だが、苺鈴は一族の例外中の例外で、魔力が全くないのだ。 空港にいる大勢の人々のなかでも、この異様さに気づいている者は彼ら二人をのぞいて皆無のはずだった。なのに、なぜ…?

「もちろん、わたしには判らないわよ」
小狼の戸惑いを察知したらしい苺鈴は彼を見て声を出さずに笑った。
「でもね、お姉さま方だって気付いたの」
簡単な説明だったが、苺鈴がなにを伝えたいのか彼は正確に理解した。
4人の姉たちも、弟の小狼同様に魔力を持っている。ただ、各々持てる力の種類は違う。芙蝶は風華を美麗に使いこなし、黄蓮は雷帝を手懐けている。 小狼は水龍で雪花に力負けするし、緋梅の前に彼の火神は屈服する。

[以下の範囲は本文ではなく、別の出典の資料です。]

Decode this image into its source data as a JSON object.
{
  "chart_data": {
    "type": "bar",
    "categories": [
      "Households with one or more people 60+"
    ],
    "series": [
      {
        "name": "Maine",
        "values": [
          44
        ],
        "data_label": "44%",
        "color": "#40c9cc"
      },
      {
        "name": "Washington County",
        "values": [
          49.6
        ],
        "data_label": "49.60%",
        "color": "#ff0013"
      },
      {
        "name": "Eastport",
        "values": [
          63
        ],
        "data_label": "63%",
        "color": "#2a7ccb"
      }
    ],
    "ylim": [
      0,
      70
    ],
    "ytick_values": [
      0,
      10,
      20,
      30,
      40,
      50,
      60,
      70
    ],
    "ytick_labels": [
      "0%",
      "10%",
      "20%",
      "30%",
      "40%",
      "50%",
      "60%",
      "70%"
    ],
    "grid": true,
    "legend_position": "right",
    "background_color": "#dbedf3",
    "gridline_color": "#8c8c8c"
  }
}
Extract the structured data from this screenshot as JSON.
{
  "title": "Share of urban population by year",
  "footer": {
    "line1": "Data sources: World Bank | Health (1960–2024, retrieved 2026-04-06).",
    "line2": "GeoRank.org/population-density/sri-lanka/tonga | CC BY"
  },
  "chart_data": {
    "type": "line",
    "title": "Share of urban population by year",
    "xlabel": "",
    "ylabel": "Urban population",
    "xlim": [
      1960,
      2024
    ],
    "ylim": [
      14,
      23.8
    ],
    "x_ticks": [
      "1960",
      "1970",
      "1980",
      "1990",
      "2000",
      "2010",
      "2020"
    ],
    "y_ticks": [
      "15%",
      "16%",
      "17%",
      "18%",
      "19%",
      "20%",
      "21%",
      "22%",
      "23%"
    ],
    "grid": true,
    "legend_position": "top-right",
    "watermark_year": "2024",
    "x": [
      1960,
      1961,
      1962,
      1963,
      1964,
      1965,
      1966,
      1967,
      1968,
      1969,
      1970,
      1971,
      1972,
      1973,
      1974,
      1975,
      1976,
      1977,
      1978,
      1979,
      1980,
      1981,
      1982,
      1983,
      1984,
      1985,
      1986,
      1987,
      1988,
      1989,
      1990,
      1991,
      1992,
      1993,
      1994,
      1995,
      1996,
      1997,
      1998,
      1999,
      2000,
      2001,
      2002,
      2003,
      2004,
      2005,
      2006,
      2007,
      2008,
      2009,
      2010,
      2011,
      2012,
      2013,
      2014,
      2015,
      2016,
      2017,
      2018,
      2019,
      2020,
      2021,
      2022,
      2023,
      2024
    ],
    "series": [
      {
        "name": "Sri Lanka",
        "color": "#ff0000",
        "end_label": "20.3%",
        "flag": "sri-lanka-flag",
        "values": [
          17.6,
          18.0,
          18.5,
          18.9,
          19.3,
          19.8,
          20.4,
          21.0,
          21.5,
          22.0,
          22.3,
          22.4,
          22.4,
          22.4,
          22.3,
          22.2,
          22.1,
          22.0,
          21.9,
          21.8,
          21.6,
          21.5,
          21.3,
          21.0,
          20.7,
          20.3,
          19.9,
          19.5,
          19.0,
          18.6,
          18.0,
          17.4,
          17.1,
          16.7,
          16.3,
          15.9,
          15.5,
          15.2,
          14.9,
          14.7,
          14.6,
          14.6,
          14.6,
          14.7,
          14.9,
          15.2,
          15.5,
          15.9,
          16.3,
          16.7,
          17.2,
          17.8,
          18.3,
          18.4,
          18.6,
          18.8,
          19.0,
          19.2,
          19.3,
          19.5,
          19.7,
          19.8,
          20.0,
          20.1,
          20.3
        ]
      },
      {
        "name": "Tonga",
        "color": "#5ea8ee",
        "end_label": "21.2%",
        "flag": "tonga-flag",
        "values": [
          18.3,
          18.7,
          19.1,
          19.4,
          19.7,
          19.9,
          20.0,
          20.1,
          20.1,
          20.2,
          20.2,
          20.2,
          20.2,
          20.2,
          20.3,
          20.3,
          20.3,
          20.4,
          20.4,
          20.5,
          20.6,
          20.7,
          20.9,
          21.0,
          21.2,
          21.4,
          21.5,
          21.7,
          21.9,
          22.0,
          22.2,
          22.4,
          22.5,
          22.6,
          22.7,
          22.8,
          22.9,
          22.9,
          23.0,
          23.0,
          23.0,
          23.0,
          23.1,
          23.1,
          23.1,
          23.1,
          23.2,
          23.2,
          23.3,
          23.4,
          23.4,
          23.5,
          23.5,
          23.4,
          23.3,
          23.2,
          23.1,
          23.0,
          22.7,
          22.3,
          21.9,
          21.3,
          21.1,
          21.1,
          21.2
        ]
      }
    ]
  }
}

4人とも卓越した魔術師と呼ぶにふさわしいだけの力は有しているが、残念ながら使いこなせる魔力は限定されている。
総合的な力で見れば、小狼にははるかに及ばないし、その分、やはり気を読みとる力も弱い。
その姉たちが感じるほどならば、先ほど自分が感じ取り、なお身にまとわりついて離れないこの気の禍々しさはホンモノなのだと小狼は理解した。そして、こんな強烈な気を、なぜあの母が放置しているのかが解らず、困惑した。
「ふふ。でも、髪飾りに気がつくようになったなんて、小狼も変わったわね」
恋をすると人って変わるのねーそっと呟きながら茶目っ気たっぷりに、彼の顔をのぞき込んでくる苺鈴に小狼がたじろいている間にも、車は一路、夜蘭の元へと向かっていた。